The derivative of the arcsin
function is 1/sqrt(1-x**2)
which goes to infinity as x approaches 0 or 1. That's what gives the arcsine distribution its shape. That also sort of breaks the toast analogy. Are we putting an infinite amount of butter on the bread for an infinetesimal amount of time at the ends of the bread? You can break your brain thinking about that, but you should feel confident that we put a finite amount of butter on the toast between any two intervals of time. We're always concerned with the defined amount of area underneath the PDF, not the value at a singular point.
Here's a histogram of the actual arcsine distribution -- 100,000 sample points put into 1,000 bins:
About 9% of the total probability is in the leftmost and rightmost 0.5% of the distribution, so the bins at the edges get really, really tall, but they're also really, really skinny. there's a bound on how big they can be.
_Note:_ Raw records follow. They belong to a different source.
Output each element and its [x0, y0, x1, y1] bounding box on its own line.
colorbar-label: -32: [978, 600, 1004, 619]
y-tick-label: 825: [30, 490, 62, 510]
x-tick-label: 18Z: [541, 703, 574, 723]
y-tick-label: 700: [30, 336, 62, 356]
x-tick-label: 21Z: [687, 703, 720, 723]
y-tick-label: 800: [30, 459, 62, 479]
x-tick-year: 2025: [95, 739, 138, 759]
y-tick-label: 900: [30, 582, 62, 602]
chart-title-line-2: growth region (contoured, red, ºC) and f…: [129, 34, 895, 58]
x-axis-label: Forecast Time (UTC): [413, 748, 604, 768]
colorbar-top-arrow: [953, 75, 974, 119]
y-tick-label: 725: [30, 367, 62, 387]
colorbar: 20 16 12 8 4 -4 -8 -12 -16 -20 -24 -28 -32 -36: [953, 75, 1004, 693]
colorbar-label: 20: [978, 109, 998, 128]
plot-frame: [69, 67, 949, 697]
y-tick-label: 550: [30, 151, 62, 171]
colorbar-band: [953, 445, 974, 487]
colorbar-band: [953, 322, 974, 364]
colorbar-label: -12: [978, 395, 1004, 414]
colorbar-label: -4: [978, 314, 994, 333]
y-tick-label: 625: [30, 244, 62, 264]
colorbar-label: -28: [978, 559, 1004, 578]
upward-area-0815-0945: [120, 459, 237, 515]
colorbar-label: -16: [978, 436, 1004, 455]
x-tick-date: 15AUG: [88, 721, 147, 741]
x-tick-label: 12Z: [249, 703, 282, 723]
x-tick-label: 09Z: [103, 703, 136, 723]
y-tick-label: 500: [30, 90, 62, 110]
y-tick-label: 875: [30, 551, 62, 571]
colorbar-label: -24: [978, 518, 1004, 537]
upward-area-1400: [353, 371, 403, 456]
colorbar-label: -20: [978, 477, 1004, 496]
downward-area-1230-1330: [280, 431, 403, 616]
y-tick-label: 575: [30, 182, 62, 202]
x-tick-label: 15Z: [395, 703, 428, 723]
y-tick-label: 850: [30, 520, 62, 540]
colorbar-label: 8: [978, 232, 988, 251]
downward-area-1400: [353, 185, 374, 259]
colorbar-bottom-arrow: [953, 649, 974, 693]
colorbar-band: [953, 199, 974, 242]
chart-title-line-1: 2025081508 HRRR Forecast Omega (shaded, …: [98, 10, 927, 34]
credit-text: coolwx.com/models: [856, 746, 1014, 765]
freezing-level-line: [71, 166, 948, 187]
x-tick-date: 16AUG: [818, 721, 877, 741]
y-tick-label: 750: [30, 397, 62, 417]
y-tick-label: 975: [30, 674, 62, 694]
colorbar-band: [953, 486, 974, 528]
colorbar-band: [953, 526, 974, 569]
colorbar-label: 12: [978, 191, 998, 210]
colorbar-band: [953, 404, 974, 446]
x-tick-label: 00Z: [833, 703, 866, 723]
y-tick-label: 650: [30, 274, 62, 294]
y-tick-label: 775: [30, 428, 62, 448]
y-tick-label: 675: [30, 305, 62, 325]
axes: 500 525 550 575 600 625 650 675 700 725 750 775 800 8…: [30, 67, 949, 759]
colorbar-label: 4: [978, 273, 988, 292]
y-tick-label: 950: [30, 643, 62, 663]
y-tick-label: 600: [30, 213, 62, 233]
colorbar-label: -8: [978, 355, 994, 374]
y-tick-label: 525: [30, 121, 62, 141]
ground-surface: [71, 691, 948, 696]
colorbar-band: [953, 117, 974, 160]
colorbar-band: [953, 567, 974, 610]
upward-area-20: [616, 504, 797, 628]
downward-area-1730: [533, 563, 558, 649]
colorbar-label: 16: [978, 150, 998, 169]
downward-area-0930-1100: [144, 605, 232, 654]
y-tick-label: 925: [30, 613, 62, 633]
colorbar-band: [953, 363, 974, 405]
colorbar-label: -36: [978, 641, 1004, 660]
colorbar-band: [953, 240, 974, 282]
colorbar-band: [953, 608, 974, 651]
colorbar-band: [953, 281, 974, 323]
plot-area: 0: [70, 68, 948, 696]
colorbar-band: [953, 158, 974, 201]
The CDF (area under the curve of the PDF) of the arcsine distribution is well behaved, but its slope goes to infinity at the very edges.
One for the road
The sinc()
function is defined as sin(x)/x
. It doesn't lead to a well-known distribution as far as I know, but it looks cool, like the logo of some aerospace company from the 1970's, so here you go:
Would I buy a Camaro with that painted on the hood? Yeah, probably.
An arcsine of things to come
The arcsine distribution is extremely important in the field of random walks. Say you flip a coin to decide whether to turn north or south every block. How far north or south of where you started will you end up? How many times will you cross the street you started on?
I showed with the hot hand research that our intuitions about randomness are bad. When it comes to random walks, I think we do even worse. Certain sensible things almost never happen, while weird things happen all the time, and the arcsine distribution explains a lot of that.